An Analytical Approach for Understanding Promotion Effects on Demand and Improving Profits
The objective of this study is to design and develop a better revenue management system that focuses on leveraging an understanding of price elasticity and promotional effects to predict demand for grocery items. This study is important because the use of sales promotions in grocery retailing has intensified over the last decade where competition between retailers has increased. Category managers constantly face the challenge of maximizing sales and profits for each category. Price elasticities of demand play a major role in the selection of products for promotions, and are a major lever retailers will use to push not only the products on sale, but other products as well. We model price sensitivity and develop highly accurate predictive demand models based on the product, discount, and other promotional attributes, using machine learning approaches, and compare performance of those models against time-series forecasts.
A Machine Learning Approach to Delivery Time Estimation for Industrial Equipment
Our research focuses on obtaining better predictions for lead-time of made-to-order equipment for a large multinational corporation. In collaboration with this corporate partner, our team was tasked to create a deployable solution that could provide reliable delivery predictions. The motivation for this work is that when customers place orders for pieces of equipment, and they are provided an expectation that their product will be delivered in a timely manner. Without a delivery estimation system currently in place, the company cannot provide customers an expected time window, which is an inconvenience for the customers that have their own operational planning to use this equipment. To predict this lead-time, our team was provided access to tens of thousands of entries of equipment order data. We experimented with many models considering the unique aspects of the features and were able to obtain predictions of delivery time for each product line. Our predictive approach provides a solution to this business dilemma, by providing a highly accurate, cross-validated predictions of delivery time as well as a corresponding prediction interval. We believe our approach could be easily extended to other similar type supply-chain problems.
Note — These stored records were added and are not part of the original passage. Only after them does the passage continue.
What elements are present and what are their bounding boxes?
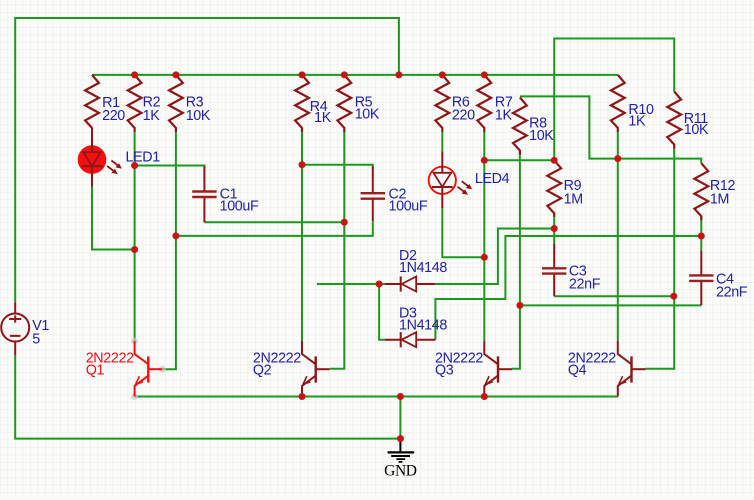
diode D3 (385, 332, 436, 347)
wire emitter rail (135, 396, 618, 398)
wire LED4 to node (442, 208, 484, 257)
wire C2 bottom to R3 branch (176, 221, 373, 236)
svg-text:10K: 10K (355, 107, 380, 123)
junction R7 node (481, 157, 488, 164)
ground GND (388, 439, 415, 462)
capacitor C3 (542, 244, 566, 297)
junction R10 bottom (614, 155, 621, 162)
wire diode stub (317, 283, 379, 285)
junction GND tap top (397, 393, 404, 400)
junction R3 C2 node (172, 232, 179, 239)
junction rail R7 (481, 71, 488, 78)
svg-text:10K: 10K (529, 128, 554, 144)
junction rail R2 (131, 71, 138, 78)
wire R1 to LED1 lead (91, 128, 93, 146)
wire D2 node to D3 (379, 284, 385, 340)
junction Q4 base node (670, 293, 677, 300)
resistor R1 (85, 75, 99, 128)
junction rail R4 (299, 71, 306, 78)
wire R7 to Q3 collector (483, 132, 485, 342)
junction LED4 node (481, 254, 488, 261)
wire R11 to Q4 base (645, 149, 674, 369)
wire D3 to C4 top node (435, 236, 701, 340)
junction R9 top (551, 157, 558, 164)
wire C1 bottom to R5 branch (204, 221, 344, 223)
junction C1 bottom node (341, 219, 348, 226)
wire ground bottom border (15, 355, 400, 439)
junction Q2 emitter (299, 393, 306, 400)
wire R3 to Q1 base (162, 132, 176, 370)
wire C4 bottom to Q3 base branch (520, 304, 701, 306)
wire V+ rail (92, 74, 618, 76)
capacitor C1 (192, 166, 216, 222)
svg-text:LED4: LED4 (475, 171, 510, 187)
resistor R8 (513, 98, 527, 155)
wire node to C2 top (302, 165, 373, 169)
resistor R4 (295, 75, 309, 132)
svg-text:22nF: 22nF (569, 276, 601, 292)
junction C3 top node (551, 225, 558, 232)
wire node to D2 (379, 283, 385, 285)
resistor R9 (547, 160, 561, 217)
capacitor C2 (361, 167, 385, 222)
svg-text:1M: 1M (710, 191, 729, 207)
resistor R6 (435, 75, 449, 132)
svg-text:1K: 1K (628, 113, 646, 129)
wire D2 to C3 top node (435, 229, 554, 285)
wire R12 bottom (700, 216, 702, 236)
svg-text:GND: GND (384, 463, 417, 480)
wire V+ border top-left (15, 18, 399, 302)
wire C4 top lead (700, 236, 702, 250)
wire R6 to LED4 (441, 132, 443, 152)
junction C1 top node (131, 162, 138, 169)
wire C3 top lead (553, 229, 555, 244)
svg-text:100uF: 100uF (220, 198, 259, 214)
junction rail R5 (341, 71, 348, 78)
svg-text:1K: 1K (143, 108, 161, 124)
wire R4 to Q2 collector (301, 132, 303, 342)
LED LED4 (429, 167, 473, 195)
wire R9 top to R11 top (554, 39, 674, 161)
wire R8 to Q3 base (512, 152, 520, 369)
svg-text:22nF: 22nF (716, 285, 748, 301)
svg-text:Q3: Q3 (435, 362, 454, 378)
wire R8 top to R12 top (520, 96, 701, 163)
junction Q3 emitter (481, 393, 488, 400)
resistor R3 (169, 75, 183, 132)
svg-text:1K: 1K (495, 107, 513, 123)
LED4 leads (441, 151, 443, 208)
wire R5 to Q2 base (330, 132, 345, 369)
wire LED1 to node (92, 187, 135, 250)
junction rail R3 (172, 71, 179, 78)
junction C2 top node (299, 161, 306, 168)
resistor R12 (694, 163, 708, 220)
wire ground tap (399, 397, 401, 439)
resistor R10 (611, 75, 625, 132)
transistor Q3 (484, 341, 512, 397)
resistor R7 (477, 75, 491, 132)
wire R10 to Q4 collector (617, 132, 619, 342)
svg-text:Q2: Q2 (253, 362, 272, 378)
resistor R11 (667, 92, 681, 149)
svg-text:1K: 1K (314, 110, 332, 126)
LED1 leads (91, 145, 93, 187)
junction rail border (395, 71, 402, 78)
svg-text:220: 220 (102, 108, 125, 124)
svg-text:LED1: LED1 (126, 150, 161, 166)
wire C3 bottom to Q4 base branch (554, 295, 674, 297)
svg-text:100uF: 100uF (389, 198, 428, 214)
svg-text:5: 5 (32, 331, 40, 347)
wire R7 node to R9 top (484, 159, 554, 161)
resistor R2 (128, 75, 142, 132)
svg-text:1N4148: 1N4148 (399, 318, 447, 334)
svg-text:Q1: Q1 (86, 362, 105, 378)
junction LED1 node (131, 246, 138, 253)
junction rail R6 (439, 71, 446, 78)
capacitor C4 (689, 250, 713, 305)
junction diode node (376, 281, 383, 288)
svg-text:10K: 10K (186, 108, 211, 124)
voltage source V1 (1, 302, 29, 355)
svg-text:10K: 10K (684, 122, 709, 138)
resistor R5 (337, 75, 351, 132)
svg-text:1N4148: 1N4148 (399, 260, 447, 276)
diode D2 (385, 276, 436, 291)
wire R2 to Q1 collector (134, 132, 136, 342)
junction C4 top node (698, 233, 705, 240)
transistor Q2 (302, 341, 330, 397)
wire R9 bottom (553, 218, 555, 229)
junction Q3 base node (516, 302, 523, 309)
svg-text:1M: 1M (564, 191, 583, 207)
svg-text:Q4: Q4 (568, 362, 587, 378)
svg-text:220: 220 (452, 107, 475, 123)
LED LED1 (78, 145, 122, 174)
transistor Q4 (618, 341, 646, 397)
wire node to C1 top (135, 166, 205, 167)
junction GND tap bottom (397, 435, 404, 442)
transistor Q1 (131, 338, 166, 400)
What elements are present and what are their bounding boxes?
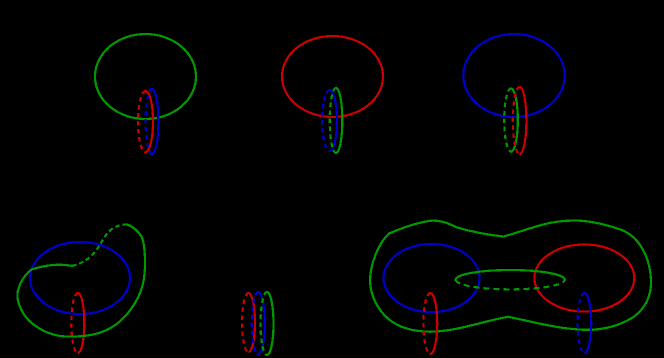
torus 2 meridian a (blue, back half dashed) bbox=[322, 90, 337, 151]
bottom-middle: red meridian (back half dashed) bbox=[242, 293, 255, 352]
genus-2: green separating curve (middle), back half dashed bbox=[456, 280, 565, 290]
genus-2: red curve around right handle bbox=[534, 245, 634, 312]
torus 3 longitude curve (blue large ellipse) bbox=[463, 34, 564, 117]
bottom-left torus: green (1,1)-curve, hidden back part (dashed) bbox=[72, 224, 127, 265]
torus 1 meridian b (blue, back half dashed) bbox=[146, 89, 159, 154]
bottom-middle: blue meridian (back half dashed) bbox=[252, 292, 265, 354]
bottom-middle: green meridian (back half dashed) bbox=[261, 292, 274, 355]
genus-2 surface: green boundary curve (peanut outline) bbox=[370, 220, 651, 331]
genus-2: green separating curve (middle), front half solid bbox=[456, 270, 565, 280]
genus-2: red meridian on left handle (back half dashed) bbox=[423, 293, 437, 354]
torus 2 longitude curve (red large ellipse) bbox=[282, 36, 383, 117]
torus 1 longitude curve (green large ellipse) bbox=[95, 34, 196, 119]
bottom-left torus: red meridian (back half dashed) bbox=[71, 293, 84, 353]
torus 3 meridian a (green, back half dashed) bbox=[504, 89, 518, 152]
genus-2: blue meridian on right handle (back half dashed) bbox=[578, 293, 592, 353]
torus 2 meridian b (green, back half dashed) bbox=[330, 88, 343, 153]
bottom-left torus: green (1,1)-curve, solid front part bbox=[17, 224, 145, 336]
genus-2: blue curve around left handle bbox=[384, 244, 480, 312]
torus 3 meridian b (red, back half dashed) bbox=[513, 87, 527, 154]
bottom-left torus: blue longitude ellipse bbox=[30, 242, 130, 314]
torus 1 meridian a (red, back half dashed) bbox=[138, 91, 153, 152]
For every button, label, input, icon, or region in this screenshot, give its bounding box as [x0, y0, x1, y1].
Analytical Evidence to Justify Legislative Changes in State Government Polices
This study provides a predictive and prescriptive analytics solution to justify the proposal of legislative changes to current state government policies for credentials. The predictive component provides a model that predicts expected future demand for various customer credential types. The prescriptive component provides a workforce capacity planning decision model that identifies how to modify credential expiration dates. If this decision can be made via legislative change, it will inherently lead to a more balanced demand profile year-on-year, as well as facilitate a state government agency’s staffing decision. In collaboration with this governing body, our analyses will help provide the empirical evidence they require to propose state-wide changes to credential dates.